System Call Table in Linux

System call table is an array of function pointers. It is defined in kernel space as variable sys_call_table and it contains pointers to functions which implement system calls. Index of each function pointer in the array is the system call number for that syscall. These are denoted by NR_* macros in header files, such as /usr/include/asm/unistd_64.h for x86_64.

On x86 systems, when a user mode program makes a system call it puts the system call number in RAX register and calls sysenter assembly instruction. This instruction switches CPU from user mode into kernel mode. It sets instruction pointer RIP to the value stored in SYSENTER_EIP_MSR register and stack pointer RSP to the value stored in SYSENTER_ESP_MSR register. MSR is short for Model Specific Register.  These are registers which are present on specific models of Intel processors, such as 64-bit processors only. The above mentioned MSRs are set up by Linux kernel to contain addresses of system_call() kernel function for RIP and kernel mode stack belonging to the process which started the system call for RSP (yes each process Рor more specifically thread Рhas a kernel mode stack in addition to user mode stack).

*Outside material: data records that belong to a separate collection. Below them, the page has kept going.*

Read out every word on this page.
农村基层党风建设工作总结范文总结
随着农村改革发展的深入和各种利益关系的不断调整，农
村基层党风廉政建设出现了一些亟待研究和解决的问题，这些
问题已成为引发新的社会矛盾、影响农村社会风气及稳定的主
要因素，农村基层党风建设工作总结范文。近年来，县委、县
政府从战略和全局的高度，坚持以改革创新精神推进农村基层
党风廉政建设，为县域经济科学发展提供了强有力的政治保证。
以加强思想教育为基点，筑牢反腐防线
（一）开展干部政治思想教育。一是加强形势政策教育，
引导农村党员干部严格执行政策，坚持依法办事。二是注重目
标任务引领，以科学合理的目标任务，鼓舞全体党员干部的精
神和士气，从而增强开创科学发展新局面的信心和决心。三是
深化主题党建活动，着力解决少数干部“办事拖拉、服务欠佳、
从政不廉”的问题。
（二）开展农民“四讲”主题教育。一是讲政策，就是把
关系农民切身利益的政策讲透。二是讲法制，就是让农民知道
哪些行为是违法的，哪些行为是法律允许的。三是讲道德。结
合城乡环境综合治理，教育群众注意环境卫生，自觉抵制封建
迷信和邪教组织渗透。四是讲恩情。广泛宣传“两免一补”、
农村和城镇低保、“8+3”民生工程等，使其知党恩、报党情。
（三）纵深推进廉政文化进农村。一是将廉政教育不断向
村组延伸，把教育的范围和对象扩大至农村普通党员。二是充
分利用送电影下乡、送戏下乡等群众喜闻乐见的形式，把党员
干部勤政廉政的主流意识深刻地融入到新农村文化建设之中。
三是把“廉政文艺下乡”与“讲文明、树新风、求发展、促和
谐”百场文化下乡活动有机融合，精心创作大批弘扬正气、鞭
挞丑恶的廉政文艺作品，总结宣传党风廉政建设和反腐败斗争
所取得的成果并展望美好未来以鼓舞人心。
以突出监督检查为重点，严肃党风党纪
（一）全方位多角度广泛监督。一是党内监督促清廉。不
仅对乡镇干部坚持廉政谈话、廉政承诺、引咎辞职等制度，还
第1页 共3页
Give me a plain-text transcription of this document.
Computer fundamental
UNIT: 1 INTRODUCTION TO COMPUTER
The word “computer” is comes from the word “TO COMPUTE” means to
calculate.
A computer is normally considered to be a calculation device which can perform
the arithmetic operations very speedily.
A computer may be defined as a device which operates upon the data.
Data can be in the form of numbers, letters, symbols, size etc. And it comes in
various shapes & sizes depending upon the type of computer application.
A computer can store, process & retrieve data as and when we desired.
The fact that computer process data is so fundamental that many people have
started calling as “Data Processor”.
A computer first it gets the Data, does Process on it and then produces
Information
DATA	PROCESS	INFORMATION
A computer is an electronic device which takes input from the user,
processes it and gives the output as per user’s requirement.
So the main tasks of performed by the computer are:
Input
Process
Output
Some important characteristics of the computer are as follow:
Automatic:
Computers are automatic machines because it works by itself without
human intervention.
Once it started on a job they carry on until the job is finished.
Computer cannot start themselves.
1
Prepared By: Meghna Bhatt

system_call() function is like a multiplexer for syscalls. It saves hardware context on stack, performs some checks, e.g. whether the process is being syscall-traced in which case it needs to notify the tracer, and if all checks pass, ultimately jump into function pointed to by the pointer at syscall number index inside system call table. Return from syscall happens with sysexit assembly instruction. Upon return, the hardware context is restored and execution continues in user-space code which usually is a libc wrapper routine.

Linux Kernel Symbols

Kernel symbols are names of functions and variables. Global symbols are those
which are available outside the file they are declared in. Global symbols
in the Linux kernel currently running on a system are available through
`/proc/kallsyms` file. This includes symbols defined inside kernel modules
currently loaded.

Global symbols are of two types:

  1. those explicitly exported through EXPORT_SYMBOL_GPL and EXPORT_SYMBOL
    macros, and
  2. those which are not declared with `static` C keyword and hence visible to
    code which is statically linked with the kernel itself and may be available
    outside the kernel image.

The first type, explicitly exported ones, are denoted with capital letter in
output of `cat /proc/kallsyms` – e.g. T if the symbol is in text section, i.e.
a function name. The second type are denoted with small letter – e.g. t for a
function which isn’t exported via EXPORT_SYMBOL_GPL or EXPORT_SYMBOL.

Inside kernel code, we can access symbols which are exported explicity by
simply using them like other variables, e.g. by calling printk() function.

For global symbols which aren’t explicitly exported, but are still available,
we can attempt to access them by calling kallsyms_lookup_name() function,
defined in kernel/kallsyms.c:

unsigned long kallsyms_lookup_name(const char *name);

This takes symbol name as argument and returns its address in memory, i.e. a
pointer to it. The calling code can dereference the pointer to make use of that
symbol. If the symbol isn’t found, the function returns NULL.